Is it like this for most people?  Does life become poetry only when spun on the loom of retrospective nostalgia?  Or is this just the cursed blessing (blessed curse) of the poet’s heart?  I guess I can think of a few counter examples… like when I was in the pool at eight am this morning… as I made my way slowly across the length of the pool, I penetrated the curious sky with my awe.  The purple-grey clouds reverberated with an exaggerated aliveness.  Tremulous might sum it up.  As I studied them, I felt more vital and electric than normal.  Usually, grey clouds just look grey to me… unlike Mykael, who always sees rainbows in granite, ostentatious parades of color in common dirt.  So when I tell you that these clouds were PURPLE, trust me.  They were purple.  Not quite in the literal sense… more in an energetic sense.  But they trembled the way only violet can tremble.  When the world speaks this way, telling of changes in the weather and pointing coyly at hidden layers of the psyche, I usually only feel it subconsciously.  But today it touched the surface of me as if I were an innocently gaping wound.  I let myself be mystified, tickled and teased by the strange, vibrating expression of the purple morning.  As if this was not poetic enough, add to that that moving through the crystalline aqua water felt like gliding through buoyant silk and that toward the end of my swim a light mist began to sprinkle from the sky just like powdered sugar would fall from a sifter… only slightly cooler than sugar.  No, I am NOT making this up.  It REALLY happened.
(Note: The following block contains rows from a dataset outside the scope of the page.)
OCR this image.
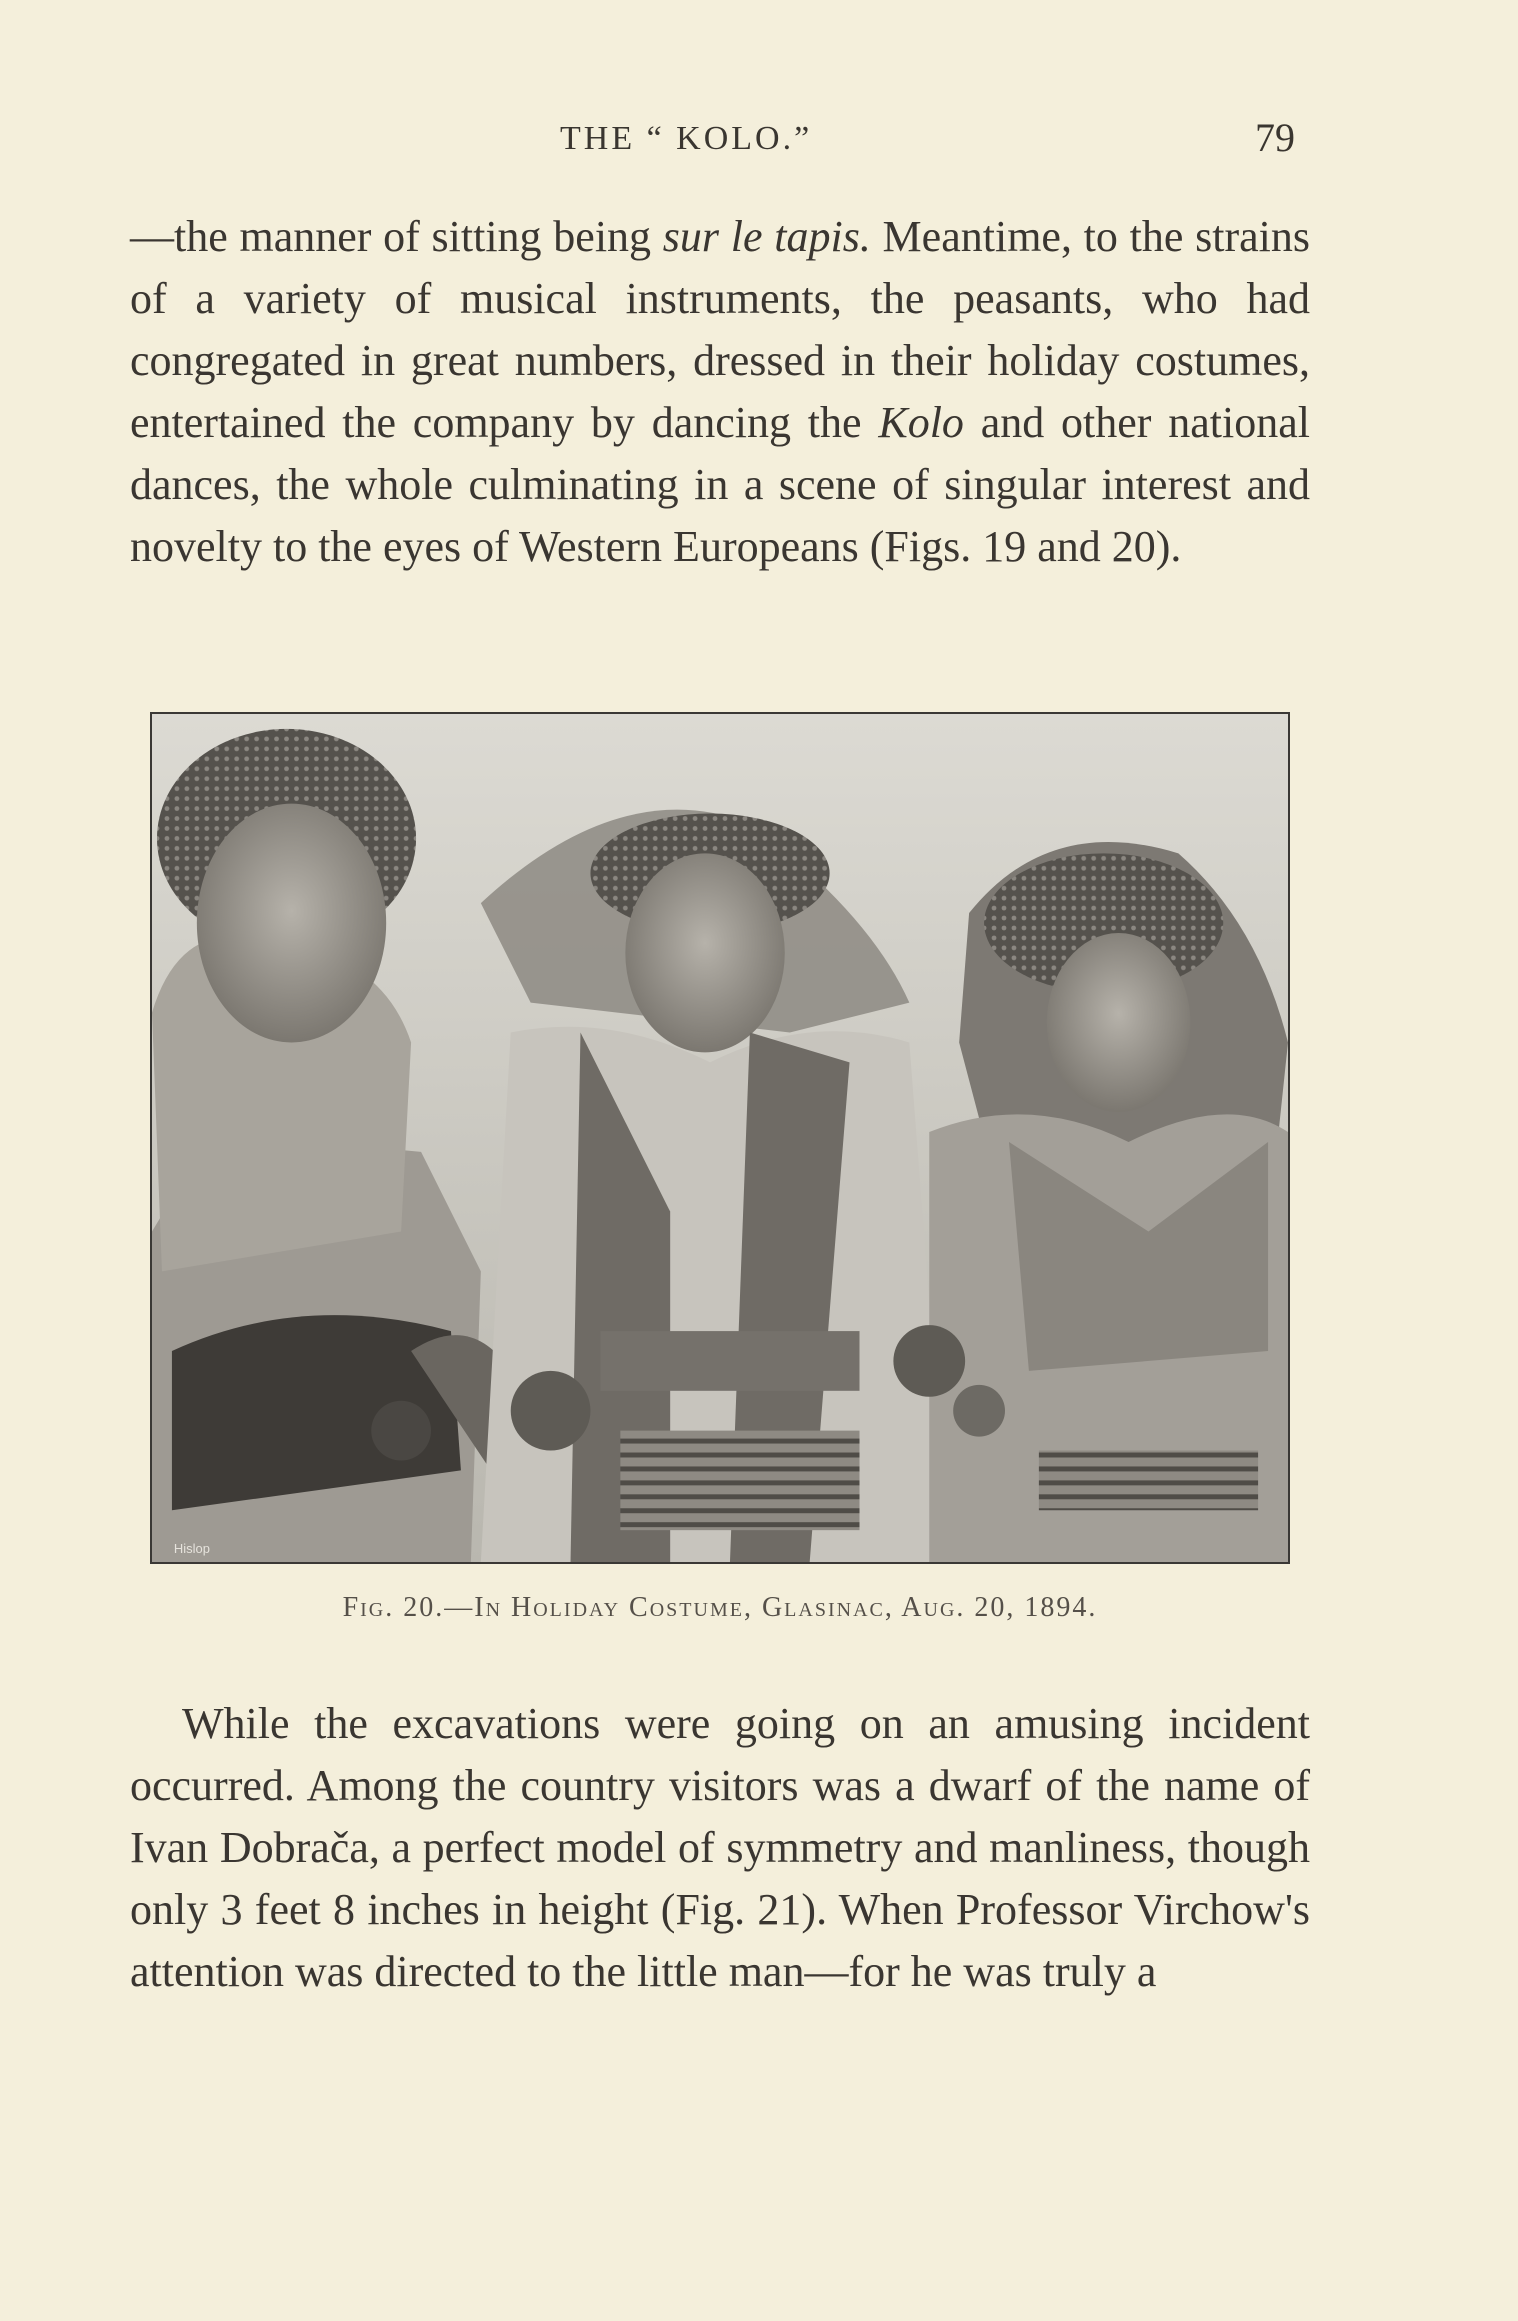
THE “ KOLO.”	79

—the manner of sitting being sur le tapis. Meantime, to the strains of a variety of musical instruments, the peasants, who had congregated in great numbers, dressed in their holiday costumes, entertained the company by dancing the Kolo and other national dances, the whole culminating in a scene of singular interest and novelty to the eyes of Western Europeans (Figs. 19 and 20).

Hislop
Fig. 20.—In Holiday Costume, Glasinac, Aug. 20, 1894.

While the excavations were going on an amusing incident occurred. Among the country visitors was a dwarf of the name of Ivan Dobrača, a perfect model of symmetry and manliness, though only 3 feet 8 inches in height (Fig. 21). When Professor Virchow's attention was directed to the little man—for he was truly a
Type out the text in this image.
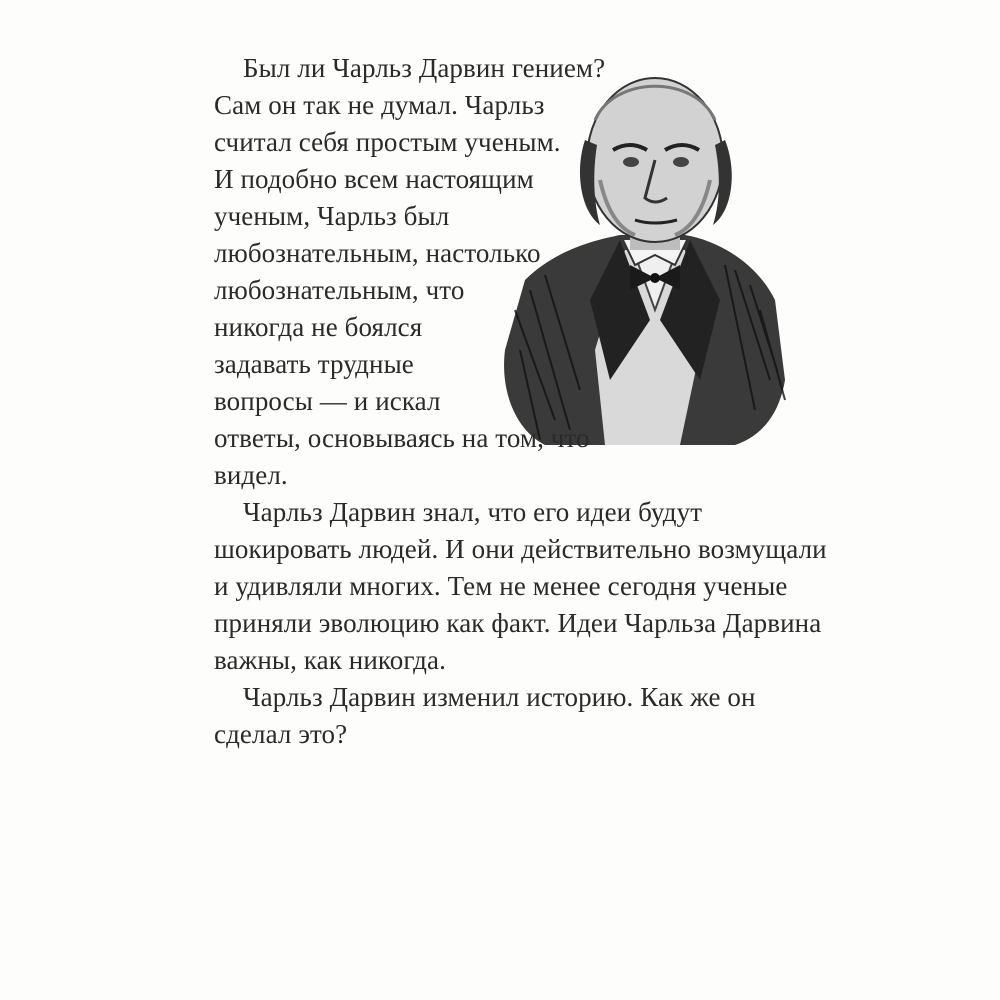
Был ли Чарльз Дарвин гением?
Сам он так не думал. Чарльз
считал себя простым ученым.
И подобно всем настоящим
ученым, Чарльз был
любознательным, настолько
любознательным, что
никогда не боялся
задавать трудные
вопросы — и искал
ответы, основываясь на том, что
видел.
Чарльз Дарвин знал, что его идеи будут
шокировать людей. И они действительно возмущали
и удивляли многих. Тем не менее сегодня ученые
приняли эволюцию как факт. Идеи Чарльза Дарвина
важны, как никогда.
Чарльз Дарвин изменил историю. Как же он
сделал это?
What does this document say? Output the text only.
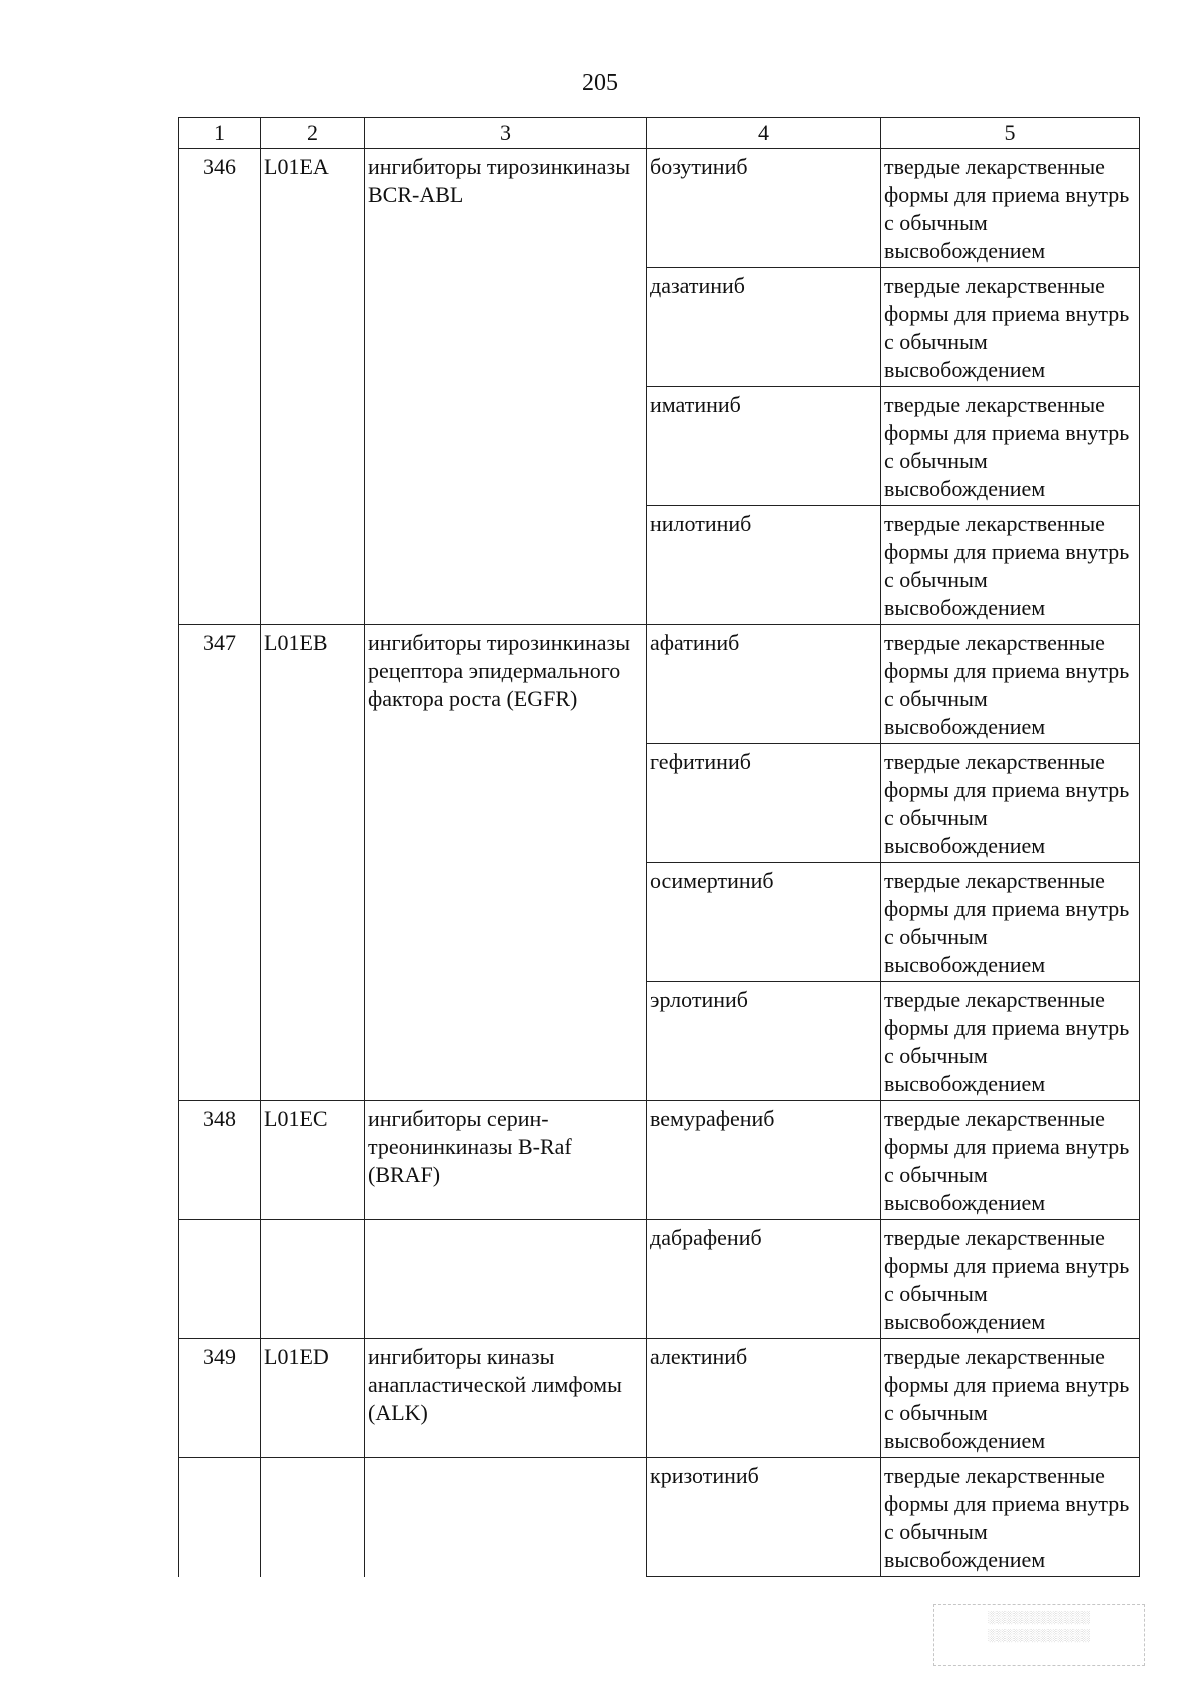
205
1	2	3	4	5
346	L01EA	ингибиторы тирозинкиназы BCR-ABL	бозутиниб	твердые лекарственные формы для приема внутрь с обычным высвобождением
			дазатиниб	твердые лекарственные формы для приема внутрь с обычным высвобождением
			иматиниб	твердые лекарственные формы для приема внутрь с обычным высвобождением
			нилотиниб	твердые лекарственные формы для приема внутрь с обычным высвобождением
347	L01EB	ингибиторы тирозинкиназы рецептора эпидермального фактора роста (EGFR)	афатиниб	твердые лекарственные формы для приема внутрь с обычным высвобождением
			гефитиниб	твердые лекарственные формы для приема внутрь с обычным высвобождением
			осимертиниб	твердые лекарственные формы для приема внутрь с обычным высвобождением
			эрлотиниб	твердые лекарственные формы для приема внутрь с обычным высвобождением
348	L01EC	ингибиторы серин-треонинкиназы B-Raf (BRAF)	вемурафениб	твердые лекарственные формы для приема внутрь с обычным высвобождением
			дабрафениб	твердые лекарственные формы для приема внутрь с обычным высвобождением
349	L01ED	ингибиторы киназы анапластической лимфомы (ALK)	алектиниб	твердые лекарственные формы для приема внутрь с обычным высвобождением
			кризотиниб	твердые лекарственные формы для приема внутрь с обычным высвобождением
░░░░░░░░░░░░
░░░░░░░░░░░░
But I suppose wrapping words around these already poetic moments does change their very nature…  Language versus experience.  Being versus describing being.  Not a very fair or honest comparison.

I guess it’s the same with relationships.  Like me, drenching myself with all these recent torrents of nostalgic grief about E*.  When we were together, I was just as nitpicky and perpetually unfulfilled as I am now… but in this glamorous hind sight vision, all I see is the way we used to laugh.  I would laugh until my abs were washboards and my face hurt.  He would remark between peels that my eyes had disappeared into my face, swallowed completely in the hilarity.  I remember clinging to him for dear life as we sped down large hills in golden gate park on our rollerblades.  I remember being out in the world with him and seeing a particularly quirky, facinating person and knowing that he saw what I saw, or vice versa.  I miss that shared seeing of people.  That is a rare and priceless bite of experience to share with another, if you ask me.  God, I could go on and on, spouting the nostalgic facets of memory that I shared with this long departed partner in the crime called living life… but why???  What treasures of this present moment do I miss by gluttinously digging my heals into the embellished perfection of the past?

Besides, is it EVER anyone but God who is by my side, sharing the joys and the pain of this human mess?